À quelques pas de la gare de Neuchâtel, le local de la société féminine Hétaïra ne paie pas de mine. «Nous n’avons que dix ans, explique Aruna, la présidente. N’ayant pas beaucoup de membres, nous n’avons pas beaucoup d’argent. Ce petit endroit nous est prêté par l’université. Les vieilles et grandes sociétés comme Belles Lettres ou Zofingue ont, quant à elles, des immeubles entiers!»

Sur le pas de la porte, trois rires résonnent de concert. Aruna, Amanda et Vanessa ont sorti leurs casquettes et leurs bandeaux bicolores pour l’occasion. Hétaïra est la première société féminine en terre romande. Les dauphines, dont Venusia et Athena Helvetica à Genève, se comptent sur les doigts de la main. Parrainée par Belles Lettres à ses débuts, et proche de Zofingue, Hétaïra est née sous une impulsion d’égalité: «Les fondatrices ont voulu avoir une société à elles, au lieu d’attendre que l’une des grandes ne devienne mixte», précise Aruna.
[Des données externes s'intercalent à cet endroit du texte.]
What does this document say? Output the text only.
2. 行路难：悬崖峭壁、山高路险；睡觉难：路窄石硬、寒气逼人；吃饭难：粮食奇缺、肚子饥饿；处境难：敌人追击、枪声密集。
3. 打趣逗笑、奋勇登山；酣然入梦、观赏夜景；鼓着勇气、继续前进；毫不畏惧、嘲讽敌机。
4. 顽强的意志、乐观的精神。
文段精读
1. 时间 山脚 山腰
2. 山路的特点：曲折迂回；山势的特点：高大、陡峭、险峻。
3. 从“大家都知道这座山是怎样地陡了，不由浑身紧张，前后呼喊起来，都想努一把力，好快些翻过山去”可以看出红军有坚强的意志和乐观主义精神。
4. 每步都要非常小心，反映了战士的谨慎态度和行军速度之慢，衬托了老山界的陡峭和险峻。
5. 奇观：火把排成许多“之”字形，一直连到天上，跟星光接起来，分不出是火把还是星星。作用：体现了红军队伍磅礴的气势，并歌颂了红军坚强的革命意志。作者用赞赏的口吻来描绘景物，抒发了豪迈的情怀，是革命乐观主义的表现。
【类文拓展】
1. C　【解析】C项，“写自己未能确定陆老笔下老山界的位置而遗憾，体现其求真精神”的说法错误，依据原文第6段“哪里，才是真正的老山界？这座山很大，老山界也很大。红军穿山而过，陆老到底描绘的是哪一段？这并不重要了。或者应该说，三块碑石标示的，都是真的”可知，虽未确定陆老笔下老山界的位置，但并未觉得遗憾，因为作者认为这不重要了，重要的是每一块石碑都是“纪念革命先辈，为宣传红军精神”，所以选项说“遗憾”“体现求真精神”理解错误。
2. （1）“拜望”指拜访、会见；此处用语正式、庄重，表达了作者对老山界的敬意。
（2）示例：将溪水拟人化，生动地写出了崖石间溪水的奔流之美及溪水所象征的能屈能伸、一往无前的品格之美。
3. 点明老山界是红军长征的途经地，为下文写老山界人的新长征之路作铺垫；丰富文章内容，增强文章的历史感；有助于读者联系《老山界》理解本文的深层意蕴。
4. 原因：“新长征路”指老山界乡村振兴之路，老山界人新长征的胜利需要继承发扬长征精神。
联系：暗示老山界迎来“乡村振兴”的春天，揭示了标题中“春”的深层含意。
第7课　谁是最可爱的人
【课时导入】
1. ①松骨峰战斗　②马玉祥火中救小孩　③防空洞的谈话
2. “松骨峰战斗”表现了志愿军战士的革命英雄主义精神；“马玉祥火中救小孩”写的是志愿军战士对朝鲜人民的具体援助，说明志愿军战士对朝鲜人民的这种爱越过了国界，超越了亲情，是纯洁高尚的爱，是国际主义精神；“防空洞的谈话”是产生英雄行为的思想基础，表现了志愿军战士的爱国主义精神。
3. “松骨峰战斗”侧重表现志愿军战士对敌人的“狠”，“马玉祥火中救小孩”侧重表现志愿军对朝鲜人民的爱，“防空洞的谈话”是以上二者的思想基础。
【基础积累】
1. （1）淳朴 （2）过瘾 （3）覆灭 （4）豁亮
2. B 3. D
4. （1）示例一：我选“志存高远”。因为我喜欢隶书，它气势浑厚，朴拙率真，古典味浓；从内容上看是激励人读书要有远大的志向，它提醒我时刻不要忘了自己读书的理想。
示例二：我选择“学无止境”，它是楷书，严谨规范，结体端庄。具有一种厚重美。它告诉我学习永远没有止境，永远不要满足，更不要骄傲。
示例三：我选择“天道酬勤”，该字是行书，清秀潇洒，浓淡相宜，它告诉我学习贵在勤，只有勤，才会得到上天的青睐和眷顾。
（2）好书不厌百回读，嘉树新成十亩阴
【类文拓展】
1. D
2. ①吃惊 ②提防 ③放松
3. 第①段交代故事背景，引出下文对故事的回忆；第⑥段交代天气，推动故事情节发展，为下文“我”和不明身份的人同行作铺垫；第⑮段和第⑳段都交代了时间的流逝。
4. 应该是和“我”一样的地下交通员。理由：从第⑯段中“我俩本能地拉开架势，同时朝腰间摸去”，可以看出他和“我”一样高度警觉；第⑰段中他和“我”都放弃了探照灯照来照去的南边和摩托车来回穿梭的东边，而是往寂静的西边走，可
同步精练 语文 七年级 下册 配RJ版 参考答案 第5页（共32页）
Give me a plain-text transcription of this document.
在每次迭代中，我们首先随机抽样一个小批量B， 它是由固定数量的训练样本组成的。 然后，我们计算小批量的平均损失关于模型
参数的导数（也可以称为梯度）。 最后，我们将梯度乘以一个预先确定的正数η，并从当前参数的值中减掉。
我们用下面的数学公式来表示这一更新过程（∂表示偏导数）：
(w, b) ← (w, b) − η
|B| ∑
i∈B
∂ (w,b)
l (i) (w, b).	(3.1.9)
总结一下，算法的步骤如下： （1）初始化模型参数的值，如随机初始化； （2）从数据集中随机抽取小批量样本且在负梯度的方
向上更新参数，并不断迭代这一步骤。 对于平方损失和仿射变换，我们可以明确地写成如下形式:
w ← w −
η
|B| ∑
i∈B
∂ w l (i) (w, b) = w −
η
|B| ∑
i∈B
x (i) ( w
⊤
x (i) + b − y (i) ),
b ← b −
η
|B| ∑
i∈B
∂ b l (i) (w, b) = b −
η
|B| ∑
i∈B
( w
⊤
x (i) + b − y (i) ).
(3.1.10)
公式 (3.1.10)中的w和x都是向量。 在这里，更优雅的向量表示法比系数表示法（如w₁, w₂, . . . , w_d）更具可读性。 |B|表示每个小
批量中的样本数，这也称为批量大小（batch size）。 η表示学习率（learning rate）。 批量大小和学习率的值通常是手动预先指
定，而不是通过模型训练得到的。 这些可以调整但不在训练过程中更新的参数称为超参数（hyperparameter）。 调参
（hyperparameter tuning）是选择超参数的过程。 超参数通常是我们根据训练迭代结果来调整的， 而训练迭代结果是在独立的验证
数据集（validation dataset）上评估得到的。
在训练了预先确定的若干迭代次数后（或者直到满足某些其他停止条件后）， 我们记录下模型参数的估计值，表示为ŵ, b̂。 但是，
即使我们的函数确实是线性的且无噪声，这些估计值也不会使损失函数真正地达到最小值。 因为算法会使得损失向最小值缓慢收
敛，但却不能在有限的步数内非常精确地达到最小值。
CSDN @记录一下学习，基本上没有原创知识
Un vent d'air frais face aux associations traditionalistes

Loin des reliques ancestrales au mur et des livrets de chants latins transmis de génération en génération, Hétaïra se veut un souffle d’air frais dans un monde aux traditions très tenaces. Avec «Sororité et éclectisme» pour slogan, la jeune société fleurit dans un écosystème à majorité masculine, entourée d’idées reçues qui ont la peau dure: «Si tu as grandi dans les années 2000, tu as vu «American Pie». C’est souvent à cela que les gens associent les sororités, sans aller chercher plus loin... déplore Aruna. Nous travaillons vraiment à casser cette image.»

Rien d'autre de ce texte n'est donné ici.